Si China y los BRICS pueden conseguir una masa crítica como alternativa al dólar, pueden terminar amenazando al dólar y revertir las amenazas que los estrategas financieros estadounidenses han venido esgrimiendo contra cualquier enemigo potencial en la Guerra Fría, es decir, contra cualquier país situado al norte del Maine, al oeste de California, al este de Rhode Island y al sur de Texas. Los EEUU han convertido el sistema financiero, el sistema dolarizado, en un instrumento de Guerra Fría, y otros países se están moviendo tan rápidamente como pueden, están siendo empujados a toda velocidad, en el sentido de abandonar la órbita de los EEUU para protegerse a sí mismos de ser momificados por los EEUU y liberarse de la agresión financiera norteamericana, en la que el Banco Mundial, más incluso que el FMI, es la institución más pugnazmente neoliberal y neocon.

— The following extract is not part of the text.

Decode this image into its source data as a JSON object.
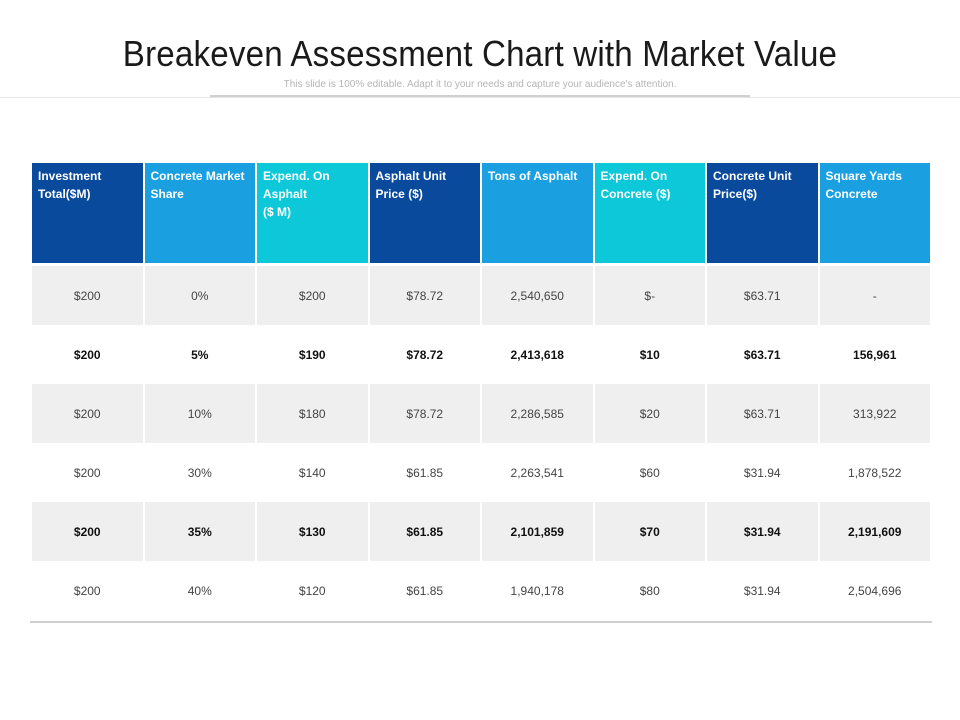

Michael, has mencionado la deuda odiosa. Bueno, ¿no podría abrir eso las compuertas a una torrentada de cuestiones para que otros países pudieran también usar ese argumento contra el actual Banco Mundial si ellos mismos están aconsejando hacer eso?

A eso exactamente apuntaba Anne Gelpern en su estimación de la estrategia norteamericana contra Rusia en uno de sus artículos sobre los lobbys bancario estadounidenses. Venía a decir: miren ustedes, eso es my peligroso; si ustedes sostienen que unos países tienen deudas odiosas porque buscan desarrollarse, ¿están ustedes diciendo es que si otros países buscan desarrollarse, eso es odioso? Si otros países buscan liberarse de la Guerra Fría estadounidense, ¿eso es odioso? Pueden darle la vuelta, y los EEUU pueden terminar aislados. Y es obvio que los EEUU están excogitando el modo de ayudar a Ucrania a no pagar a Rusia el dinero que le debe, de ayudar a Sri Lanka a no pagar el dinero que debe a China, de presionar a otros países para declarase en bancarrota frente a deudas contraídas con cualquiera que los EEUU digan que no está en su campo de aliados de la Guerra Fría.

Michael, como siempre, muchas, muchas gracias por acudir a este programa hoy.

Es estupendo estar aquí. Gracias a ti.

¡Y gracias a todos ustedes por escucharnos en The Real News Network!

Michael Hudson trabajó como economista en Wall Street. Es profesor-investigador en la Universidad de Missouri, Kansas City (UMKC), autor de varios libros, incluido el mencionado Super Imperialism: The Economic Strategy of American Empire (nueva ed, Pluto Press, 2002). Sharmini Peries es productor ejecutivo de The Real News Network.